Fibroblasts are non-haematopoietic structural cells that define the architecture of organs, support the homeostasis of tissue-resident cells and have key roles in fibrosis, cancer, autoimmunity and wound healing¹. Recent studies have described fibroblast heterogeneity within individual tissues¹. However, the field lacks a characterization of fibroblasts at single-cell resolution across tissues in healthy and diseased organs. Here we constructed fibroblast atlases by integrating single-cell transcriptomic data from about 230,000 fibroblasts across 17 tissues, 50 datasets, 11 disease states and 2 species. Mouse fibroblast atlases and a Dpt^IRESCreERT2 knock-in mouse identified two universal fibroblast transcriptional subtypes across tissues. Our analysis suggests that these cells can serve as a reservoir that can yield specialized fibroblasts across a broad range of steady-state tissues and activated fibroblasts in disease. Comparison to an atlas of human fibroblasts from perturbed states showed that fibroblast transcriptional states are conserved between mice and humans, including universal fibroblasts and activated phenotypes associated with pathogenicity in human cancer, fibrosis, arthritis and inflammation. In summary, a cross-species and pan-tissue approach to transcriptomics at single-cell resolution has identified key organizing principles of the fibroblast lineage in health and disease.

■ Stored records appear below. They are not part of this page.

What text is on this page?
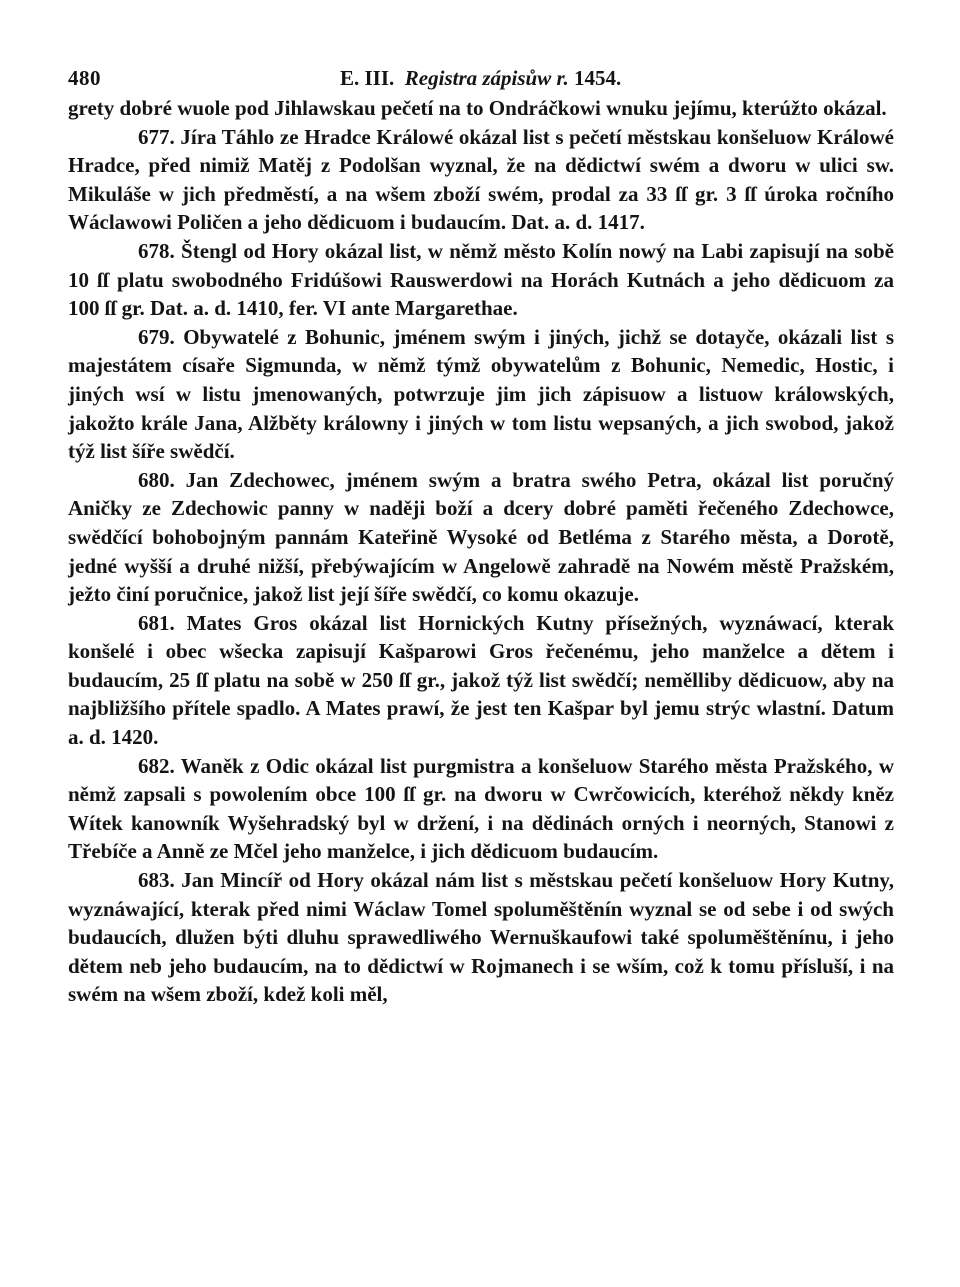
480	E. III. Registra zápisůw r. 1454.

grety dobré wuole pod Jihlawskau pečetí na to Ondráčkowi wnuku jejímu, kterúžto okázal.

677. Jíra Táhlo ze Hradce Králowé okázal list s pečetí městskau konšeluow Králowé Hradce, před nimiž Matěj z Podolšan wyznal, že na dědictwí swém a dworu w ulici sw. Mikuláše w jich předměstí, a na wšem zboží swém, prodal za 33 ſſ gr. 3 ſſ úroka ročního Wáclawowi Poličen a jeho dědicuom i budaucím. Dat. a. d. 1417.

678. Štengl od Hory okázal list, w němž město Kolín nowý na Labi zapisují na sobě 10 ſſ platu swobodného Fridúšowi Rauswerdowi na Horách Kutnách a jeho dědicuom za 100 ſſ gr. Dat. a. d. 1410, fer. VI ante Margarethae.

679. Obywatelé z Bohunic, jménem swým i jiných, jichž se dotayče, okázali list s majestátem císaře Sigmunda, w němž týmž obywatelům z Bohunic, Nemedic, Hostic, i jiných wsí w listu jmenowaných, potwrzuje jim jich zápisuow a listuow králowských, jakožto krále Jana, Alžběty králowny i jiných w tom listu wepsaných, a jich swobod, jakož týž list šíře swědčí.

680. Jan Zdechowec, jménem swým a bratra swého Petra, okázal list poručný Aničky ze Zdechowic panny w naději boží a dcery dobré paměti řečeného Zdechowce, swědčící bohobojným pannám Kateřině Wysoké od Betléma z Starého města, a Dorotě, jedné wyšší a druhé nižší, přebýwajícím w Angelowě zahradě na Nowém městě Pražském, ježto činí poručnice, jakož list její šíře swědčí, co komu okazuje.

681. Mates Gros okázal list Hornických Kutny přísežných, wyznáwací, kterak konšelé i obec wšecka zapisují Kašparowi Gros řečenému, jeho manželce a dětem i budaucím, 25 ſſ platu na sobě w 250 ſſ gr., jakož týž list swědčí; nemělliby dědicuow, aby na najbližšího přítele spadlo. A Mates prawí, že jest ten Kašpar byl jemu strýc wlastní. Datum a. d. 1420.

682. Waněk z Odic okázal list purgmistra a konšeluow Starého města Pražského, w němž zapsali s powolením obce 100 ſſ gr. na dworu w Cwrčowicích, kteréhož někdy kněz Wítek kanowník Wyšehradský byl w držení, i na dědinách orných i neorných, Stanowi z Třebíče a Anně ze Mčel jeho manželce, i jich dědicuom budaucím.

683. Jan Mincíř od Hory okázal nám list s městskau pečetí konšeluow Hory Kutny, wyznáwající, kterak před nimi Wáclaw Tomel spoluměštěnín wyznal se od sebe i od swých budaucích, dlužen býti dluhu sprawedliwého Wernuškaufowi také spoluměštěnínu, i jeho dětem neb jeho budaucím, na to dědictwí w Rojmanech i se wším, což k tomu přísluší, i na swém na wšem zboží, kdež koli měl,
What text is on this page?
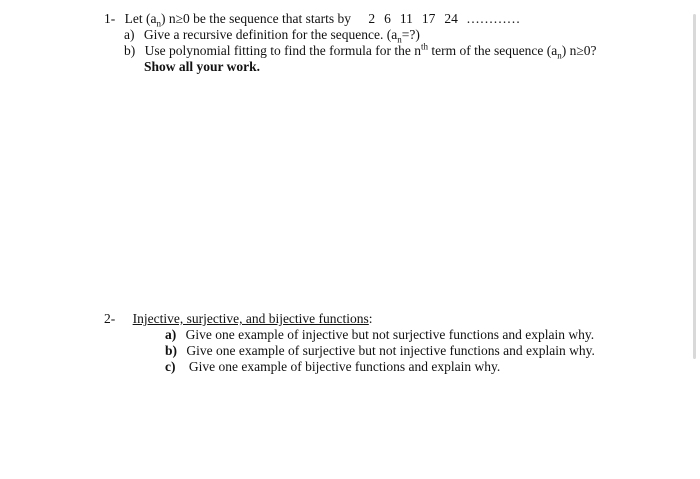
1- Let $(a_n)$ n≥0 be the sequence that starts by 2 6 11 17 24 …………
a) Give a recursive definition for the sequence. $(a_n=?)$
b) Use polynomial fitting to find the formula for the $n^{th}$ term of the sequence $(a_n)$ n≥0?
Show all your work.
2- Injective, surjective, and bijective functions:
a) Give one example of injective but not surjective functions and explain why.
b) Give one example of surjective but not injective functions and explain why.
c) Give one example of bijective functions and explain why.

成纤维细胞是定义器官结构的非造血结构细胞，支持组织驻留细胞的稳态，并在纤维化、癌症、自身免疫和伤口愈合¹中发挥关键作用。最近的研究已经描述了单个组织¹内的成纤维细胞异质性。然而，该领域缺乏在健康和患病器官组织中以单细胞分辨率对成纤维细胞进行表征。在这里，我们通过整合来自 17 个组织、50 个数据集、11 个疾病状态和 2 个物种的约 230,000 个成纤维细胞的单细胞转录组数据来构建成纤维细胞图谱。小鼠成纤维细胞图谱和Dpt ^IRESCreERT2敲入小鼠在组织中鉴定出两种通用的成纤维细胞转录亚型。我们的分析表明，这些细胞可以作为一个储存库，可以在广泛的稳态组织和疾病中的活化成纤维细胞中产生专门的成纤维细胞。与来自扰动状态的人类成纤维细胞图谱的比较表明，成纤维细胞转录状态在小鼠和人类之间是保守的，包括与人类癌症、纤维化、关节炎和炎症的致病性相关的通用成纤维细胞和活化表型。总之，一种跨物种和泛组织的单细胞分辨率转录组学方法已经确定了健康和疾病中成纤维细胞谱系的关键组织原则。